Provides nearly $70 million for to address students’ learning loss,
additional $800 million for special education

OLYMPIAThe 2023-2025 Senate operating budget proposal released today includes nearly $70 million to help Washington’s students recover from learning loss resulting from remote learning and school closures during the pandemic. It also includes an additional $800 million over the four-year budget outlook for special education.

 

Senate Republican Leader John Braun, R-Centralia, provided the following response:

“We know that learning loss has become a huge problem in our public school system in the wake of school closures and remote instruction during the height of the pandemic. Our kids were kept home for too long. Recently, only a little more than half of Washington’s schoolchildren passed the English-assessment test and less than a third passed the math assessment. Our education system has slipped from one of the best in the nation to the middle of the pack. That’s unacceptable.

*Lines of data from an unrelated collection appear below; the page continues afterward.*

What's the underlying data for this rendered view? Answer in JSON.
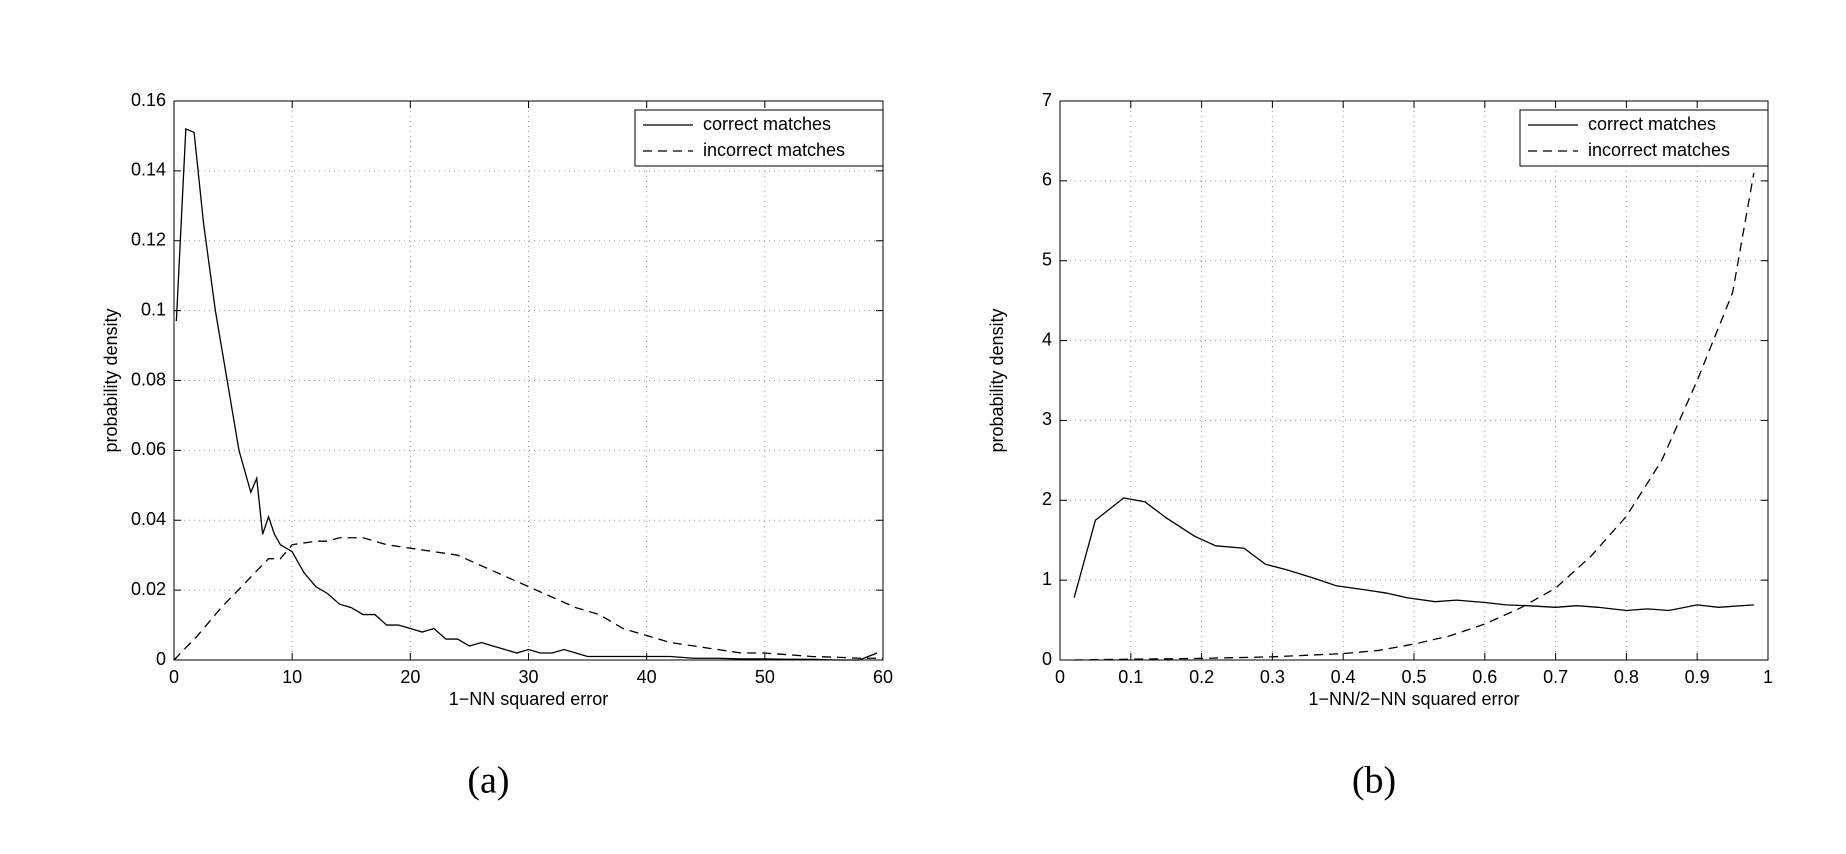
{
  "chart_data": [
    {
      "type": "line",
      "caption": "(a)",
      "xlabel": "1−NN squared error",
      "ylabel": "probability density",
      "xlim": [
        0,
        60
      ],
      "xticks": [
        0,
        10,
        20,
        30,
        40,
        50,
        60
      ],
      "ylim": [
        0,
        0.16
      ],
      "yticks": [
        0,
        0.02,
        0.04,
        0.06,
        0.08,
        0.1,
        0.12,
        0.14,
        0.16
      ],
      "grid": true,
      "legend": "upper right",
      "series": [
        {
          "name": "correct matches",
          "color": "#000000",
          "linestyle": "solid",
          "x": [
            0.2,
            1,
            1.7,
            2.5,
            3.5,
            4.5,
            5.5,
            6.5,
            7,
            7.5,
            8,
            8.5,
            9,
            10,
            11,
            12,
            13,
            14,
            15,
            16,
            17,
            18,
            19,
            20,
            21,
            22,
            23,
            24,
            25,
            26,
            27,
            28,
            29,
            30,
            31,
            32,
            33,
            34,
            35,
            36,
            38,
            40,
            42,
            44,
            46,
            48,
            50,
            52,
            54,
            56,
            58,
            59.5
          ],
          "values": [
            0.097,
            0.152,
            0.151,
            0.125,
            0.1,
            0.08,
            0.06,
            0.048,
            0.052,
            0.036,
            0.041,
            0.036,
            0.033,
            0.031,
            0.025,
            0.021,
            0.019,
            0.016,
            0.015,
            0.013,
            0.013,
            0.01,
            0.01,
            0.009,
            0.008,
            0.009,
            0.006,
            0.006,
            0.004,
            0.005,
            0.004,
            0.003,
            0.002,
            0.003,
            0.002,
            0.002,
            0.003,
            0.002,
            0.001,
            0.001,
            0.001,
            0.001,
            0.001,
            0.0005,
            0.0005,
            0.0003,
            0.0003,
            0.0002,
            0.0002,
            0,
            0,
            0.002
          ]
        },
        {
          "name": "incorrect matches",
          "color": "#000000",
          "linestyle": "dashed",
          "x": [
            0,
            2,
            4,
            6,
            8,
            9,
            10,
            12,
            13,
            14,
            16,
            18,
            20,
            22,
            24,
            26,
            28,
            30,
            32,
            34,
            36,
            38,
            40,
            42,
            44,
            46,
            48,
            50,
            52,
            54,
            56,
            58,
            60
          ],
          "values": [
            0,
            0.007,
            0.015,
            0.022,
            0.029,
            0.029,
            0.033,
            0.034,
            0.034,
            0.035,
            0.035,
            0.033,
            0.032,
            0.031,
            0.03,
            0.027,
            0.024,
            0.021,
            0.018,
            0.015,
            0.013,
            0.009,
            0.007,
            0.005,
            0.004,
            0.003,
            0.002,
            0.002,
            0.0015,
            0.001,
            0.0008,
            0.0005,
            0.0005
          ]
        }
      ]
    },
    {
      "type": "line",
      "caption": "(b)",
      "xlabel": "1−NN/2−NN squared error",
      "ylabel": "probability density",
      "xlim": [
        0,
        1
      ],
      "xticks": [
        0,
        0.1,
        0.2,
        0.3,
        0.4,
        0.5,
        0.6,
        0.7,
        0.8,
        0.9,
        1
      ],
      "ylim": [
        0,
        7
      ],
      "yticks": [
        0,
        1,
        2,
        3,
        4,
        5,
        6,
        7
      ],
      "grid": true,
      "legend": "upper right",
      "series": [
        {
          "name": "correct matches",
          "color": "#000000",
          "linestyle": "solid",
          "x": [
            0.02,
            0.05,
            0.09,
            0.12,
            0.15,
            0.19,
            0.22,
            0.26,
            0.29,
            0.32,
            0.36,
            0.39,
            0.43,
            0.46,
            0.49,
            0.53,
            0.56,
            0.6,
            0.63,
            0.66,
            0.7,
            0.73,
            0.76,
            0.8,
            0.83,
            0.86,
            0.9,
            0.93,
            0.98
          ],
          "values": [
            0.78,
            1.75,
            2.03,
            1.98,
            1.78,
            1.55,
            1.43,
            1.4,
            1.2,
            1.13,
            1.02,
            0.93,
            0.88,
            0.84,
            0.78,
            0.73,
            0.75,
            0.72,
            0.69,
            0.68,
            0.66,
            0.68,
            0.66,
            0.62,
            0.64,
            0.62,
            0.69,
            0.66,
            0.69
          ]
        },
        {
          "name": "incorrect matches",
          "color": "#000000",
          "linestyle": "dashed",
          "x": [
            0.02,
            0.1,
            0.2,
            0.3,
            0.4,
            0.45,
            0.5,
            0.55,
            0.6,
            0.65,
            0.7,
            0.75,
            0.8,
            0.85,
            0.9,
            0.95,
            0.98
          ],
          "values": [
            0,
            0.01,
            0.02,
            0.04,
            0.08,
            0.12,
            0.2,
            0.3,
            0.45,
            0.65,
            0.9,
            1.3,
            1.8,
            2.5,
            3.5,
            4.6,
            6.1
          ]
        }
      ]
    }
  ]
}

“We also know that students are disproportionately affected by learning loss if they are students of color, receive special-education services, or live in lower-income households. The learning gap is much worse now than it was before. Rebooting education, in part by funding strategies to make up that learning loss, is one of the Senate Republicans’ top three priorities. It is the equity issue of our time. I thank Sen. Christine Rolfes, Sen. Lynda Wilson and Sen. Chris Gildon for including $70 million in the Senate budget proposal to help overcome this problem through education grants, intensive tutoring, and enhancements to the Early Childhood Education and Assistance Program.

“I’m especially pleased that the Senate budget would make such a significant long-term investment in special education. So many kids do not have advocates in their lives to monitor their progress and insist on proper planning and implementation of strategies to meet their needs. The tragedy of that is felt even more strongly among kids receiving special-education assistance. Among other enhancements for special education, this budget would provide money to ensure every child in Washington’s special-education programs would have an advocate. It could be a game-changer for many of our students.”

 

Over the 2023-2025 biennium, the Senate budget proposal would spend $57 million to create a competitive grant pool where school districts can submit plans to advance student progress and address learning loss. It includes $7 million for intensive tutoring. And it provides $2 million an innovative and interactive mathematics instructional tool.

Besides paying to provide advocates for special-education students, the additional $800 million for special-education programs would also mean more, such as providing advocates to help students and parents with individual education plans.